Metallica's Kirk Hammett has opened up about the making of the band's self-titled 1991 album, also known as The Black Album. In an interview with the UK's Uncut Magazine, Hammett said, "When we were done with '…And Justice For All' and the subsequent two-year tour, there was no place to go on that path. We'd hit the wall. The last song on that album is a song called 'Dyers Eve' and it's six or seven minutes of the most crazy progressive off-the-wall stuff METALLICA is capable of doing. After playing all those songs on the road for a couple of years, we said, 'There's got to be a reset here.'"

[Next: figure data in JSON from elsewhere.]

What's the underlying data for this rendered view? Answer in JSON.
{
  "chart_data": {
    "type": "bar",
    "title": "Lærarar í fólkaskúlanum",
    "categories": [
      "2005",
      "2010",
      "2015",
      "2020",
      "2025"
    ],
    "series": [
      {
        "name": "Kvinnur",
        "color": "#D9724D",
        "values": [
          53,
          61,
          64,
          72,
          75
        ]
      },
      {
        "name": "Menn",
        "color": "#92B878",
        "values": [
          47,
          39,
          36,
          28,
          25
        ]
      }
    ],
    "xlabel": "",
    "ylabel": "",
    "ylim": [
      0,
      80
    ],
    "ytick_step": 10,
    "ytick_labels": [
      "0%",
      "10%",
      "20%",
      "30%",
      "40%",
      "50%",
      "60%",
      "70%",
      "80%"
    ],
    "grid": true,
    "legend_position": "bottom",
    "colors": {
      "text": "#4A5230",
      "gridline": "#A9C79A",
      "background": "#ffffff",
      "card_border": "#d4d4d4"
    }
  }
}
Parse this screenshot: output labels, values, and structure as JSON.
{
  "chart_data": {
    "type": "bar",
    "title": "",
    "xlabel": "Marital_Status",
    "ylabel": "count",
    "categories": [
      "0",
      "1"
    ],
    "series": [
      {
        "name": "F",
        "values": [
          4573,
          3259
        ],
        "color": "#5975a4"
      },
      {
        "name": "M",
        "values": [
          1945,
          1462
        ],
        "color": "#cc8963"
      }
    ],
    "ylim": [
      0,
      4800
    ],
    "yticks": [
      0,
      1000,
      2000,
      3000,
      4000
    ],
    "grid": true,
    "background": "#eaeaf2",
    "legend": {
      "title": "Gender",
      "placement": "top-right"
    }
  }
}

He continued, "It wasn't easy to make, as we wanted a certain sound on that album. We wanted everything to be the best it possibly could be, sound-wise, song-wise and performance-wise, and so we went in and — I'll probably be the first person to mention this — we wanted to come up with a 'Back In Black', an LP stacked with singles. That was the concept, songs which sound like singles but aren't. "
Lars Ulrich added, "When we walked out of the studio a year later with the 'Black Album' in our pockets, I don't think any of us thought we'd see each other again. But we ended up spending the next 10-12 years making records together. It was a love affair, but it got off to a rocky start. But thankfully he pushed and challenged us. He didn't accept our refusal to be experimental and to cast the net wider."